Leveraged Vaults are a category of automated yield strategies on Superlend that use controlled leverage to amplify potential returns on selected assets — currently available for XTZ and BTC.
Unlike traditional vaults, Leveraged Vaults automatically manage borrowing and collateral positions to increase exposure and pursue higher yield while handling rebalancing on your behalf.

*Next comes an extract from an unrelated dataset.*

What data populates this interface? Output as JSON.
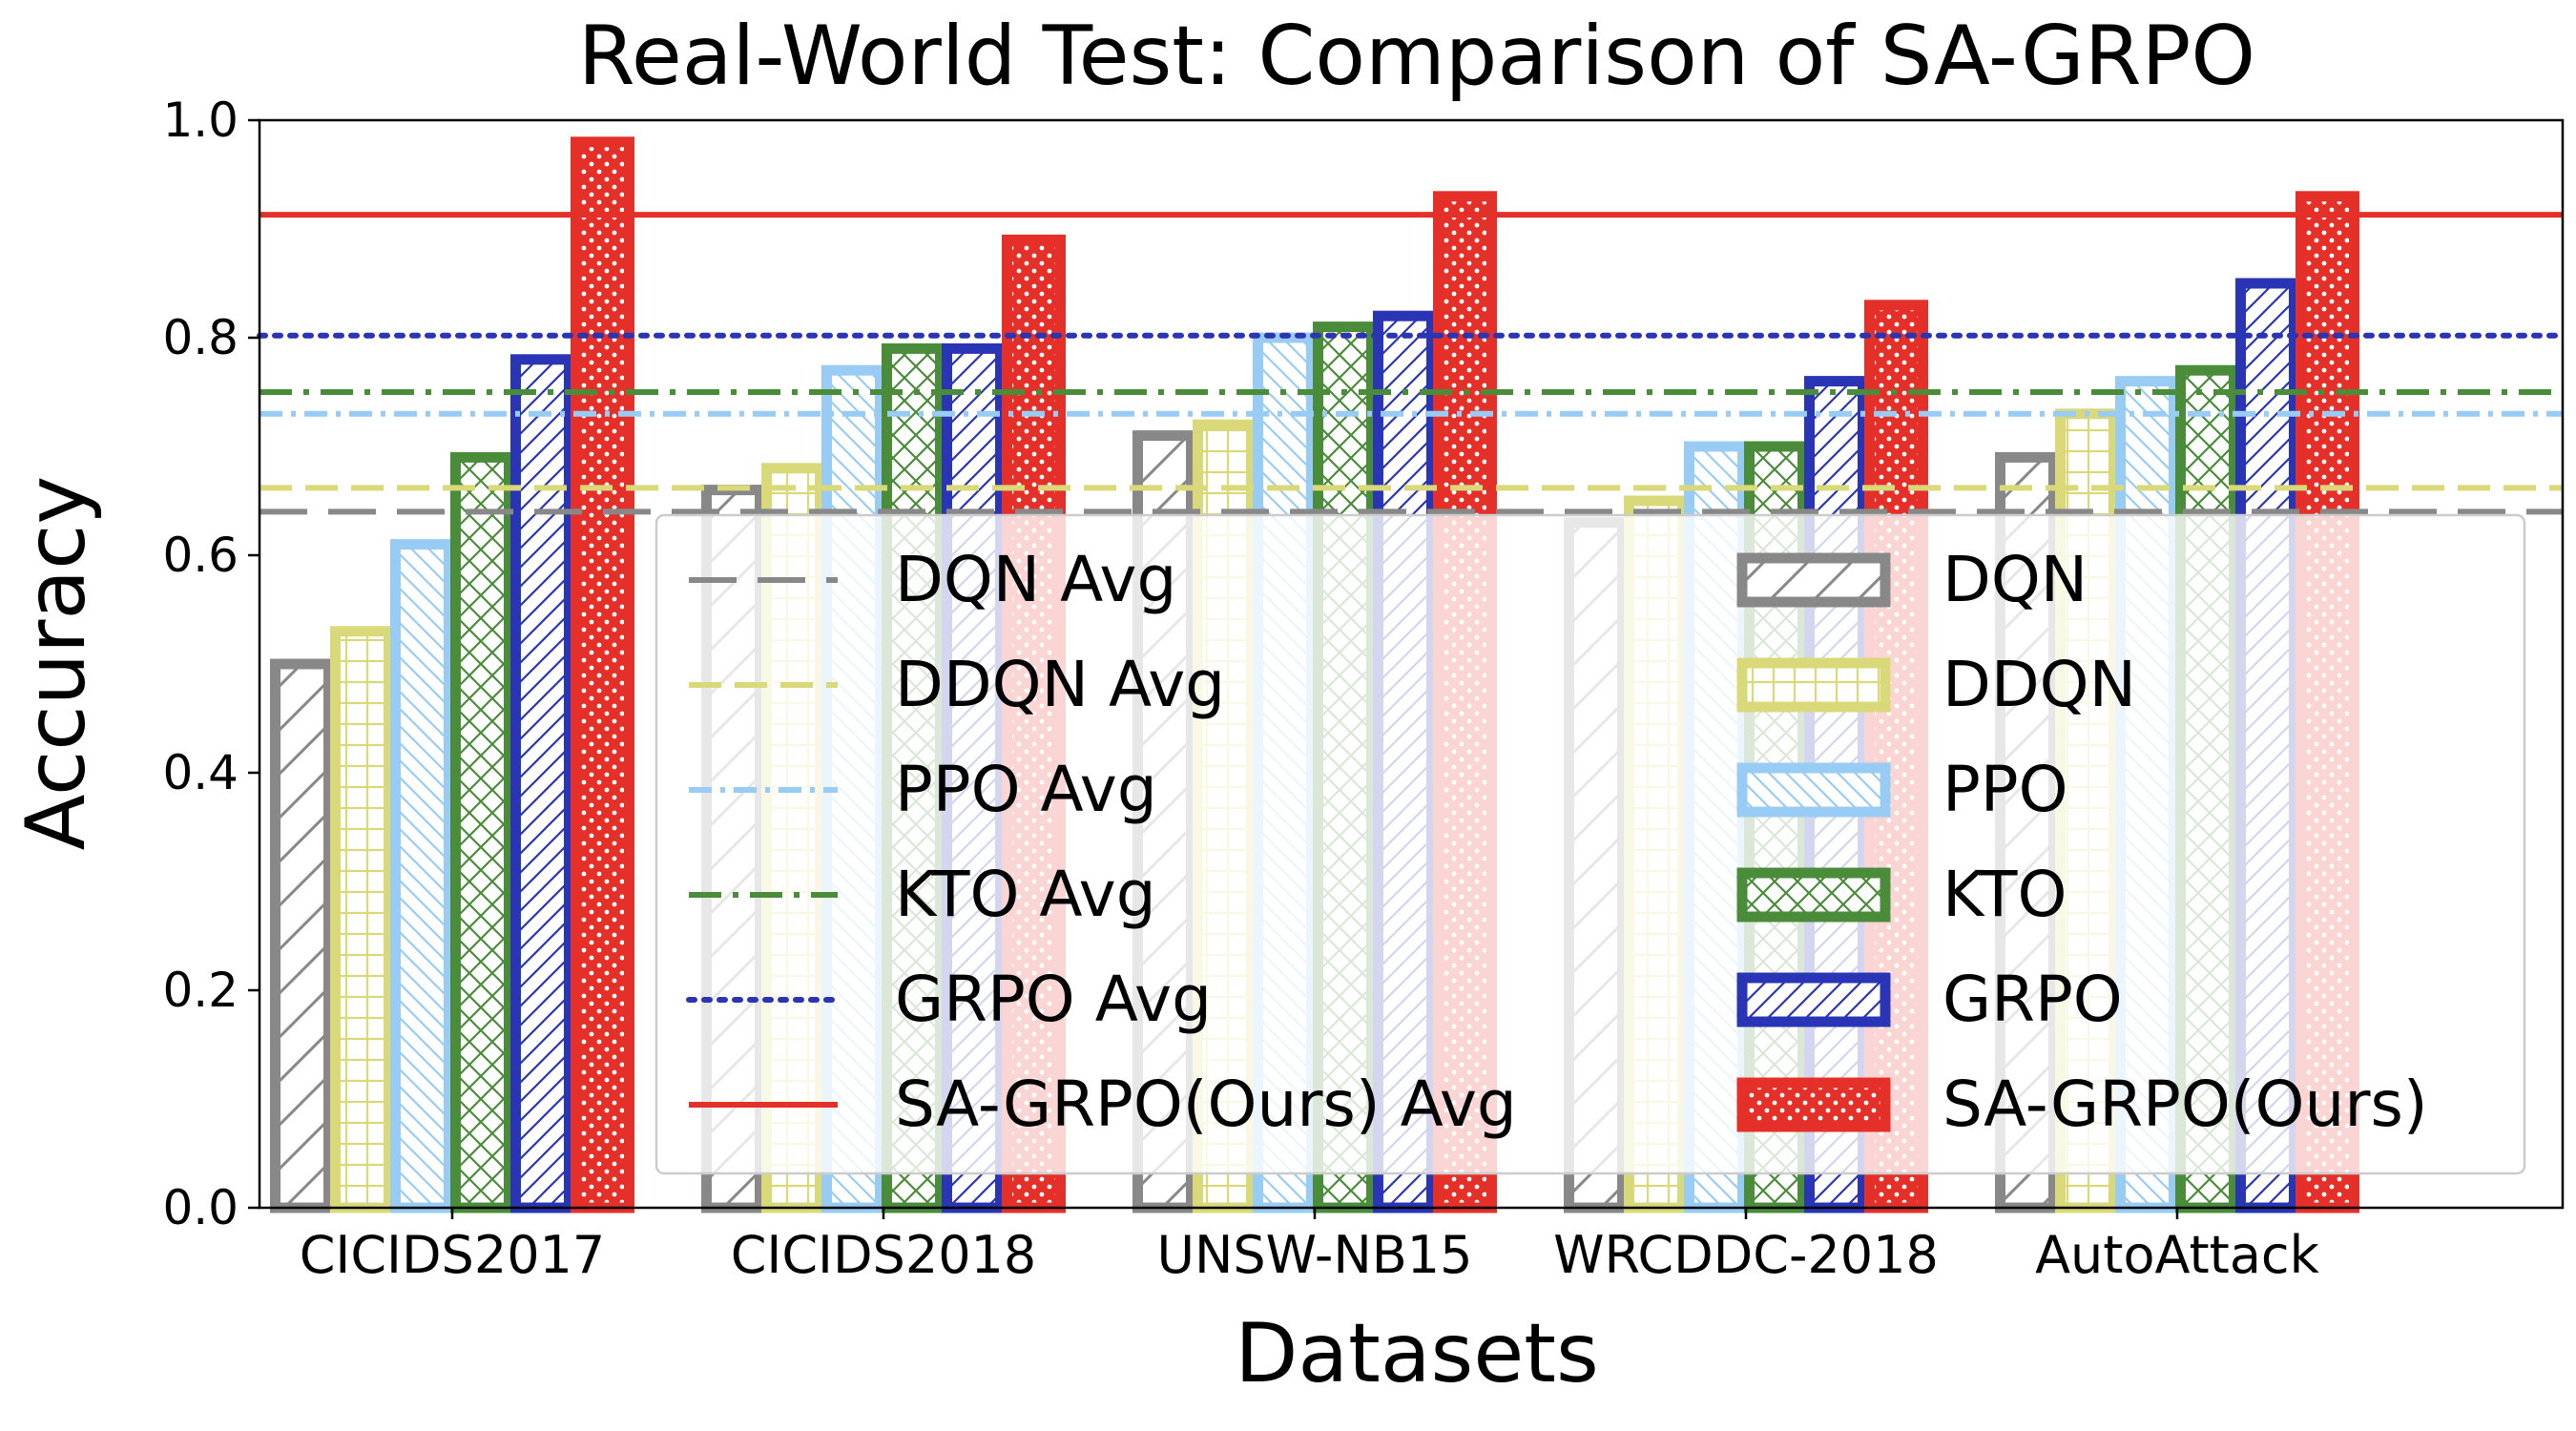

These strategies are suitable for users who understand amplified risk and reward mechanics and want a more advanced yield product than standard vaults.
How Leveraged Vaults Work
Leveraged Vaults take your deposited assets and loop them through borrowing and supplying cycles to amplify yield exposure.
For example:
You deposit WBTC or LBTC into the BTC Max Vault
The vault supplies a portion of BTC to a lending market
It borrows against the supplied position
The borrowed amount is resupplied
The cycle continues within predefined risk parameters to increase exposure
This process runs automatically according to the strategy logic. It increases potential yield but also increases exposure to market volatility and liquidation risk compared to non-leveraged vaults.
Security and Risk
Leveraged Vaults are more complex than standard vaults, and they involve inherent risks such as:
Increased market exposure
Sensitivity to asset price movements
Higher potential for drawdowns
Risk of liquidation if collateral value falls relative to borrowed exposure
Who Leveraged Vaults Are For
Leveraged Vaults are intended for users who:
Understand how leverage affects yield and risk
Want a strategy that automatically amplifies exposure
Are comfortable with variable returns and potential volatility
If you prefer a simpler, non-leveraged approach to yield, consider using Superfunds or Markets instead.